The researchers have been awarded a $12.5 million, five-year grant from the National Cancer Institute to develop new methods for the design and analysis of cancer clinical trials.

Statistical Methods for Cancer Clinical Trials is one of the largest grants of its kind to be awarded by the National Cancer Institute, which is part of the National Institutes of Health.

The project is led by three principal investigators: Stephen L. George, PhD, professor of biostatistics at Duke; Michael R. Kosorok, PhD, professor and chair of the biostatistics department of the UNC Gillings School of Global Public Health; and Marie Davidian, PhD, William Neal Reynolds Professor of Statistics and director of the Center for Quantitative Sciences in Biomedicine at N.C. State.

The project will support a major collaborative, multidisciplinary effort that takes advantage of the unrivaled concentration of leading statistical and clinical experts at the three campuses, as well as the two highly-rated cancer centers at Duke and UNC.

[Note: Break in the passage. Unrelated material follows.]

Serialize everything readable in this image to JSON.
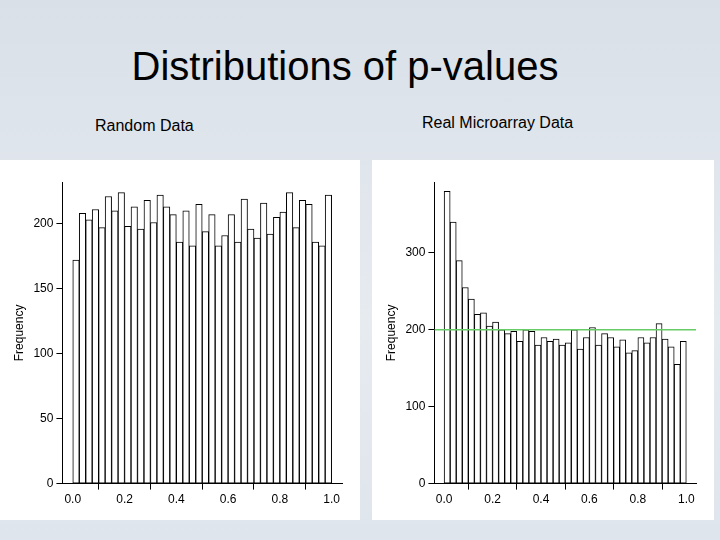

The leadership team also includes three co-principal investigators: Joseph G. Ibrahim, PhD, Alumni Distinguished Professor of Biostatistics and director of the Center for Innovative Clinical Trials at UNC; Sin-Ho Jung, PhD, professor of biostatistics at Duke; and Anastasios A. Tsiatis, PhD, Drexel Professor of Statistics at N.C. State.

Clinical trials are controlled studies in humans that evaluate the value of prevention, diagnosis, or treatment methods, such as chemotherapy, radiotherapy, or surgery. The effectiveness of almost all advances in cancer treatment must be evaluated in clinical trials before being adopted in clinical practice.

Statisticians play an integral role in designing trials, analyzing, and interpreting the results to determine if they are meaningful and developing new methods for design and analysis in settings where traditional methods are inappropriate.

The project's statistical researchers will work with its clinical investigators to apply state-of-the-art statistical techniques to address the challenges of trial design and analysis posed by complex clinical endpoints, diagnostic markers, personalized medicine, and sequential courses of treatment in melanoma, breast, colorectal, lung, and prostate cancer settings. The goal is to dramatically improve the efficiency of the cancer clinical trial process and ultimately to improve the health and longevity of cancer patients.

More than $2.5 million from the National Cancer Institute will fund the first year of the project.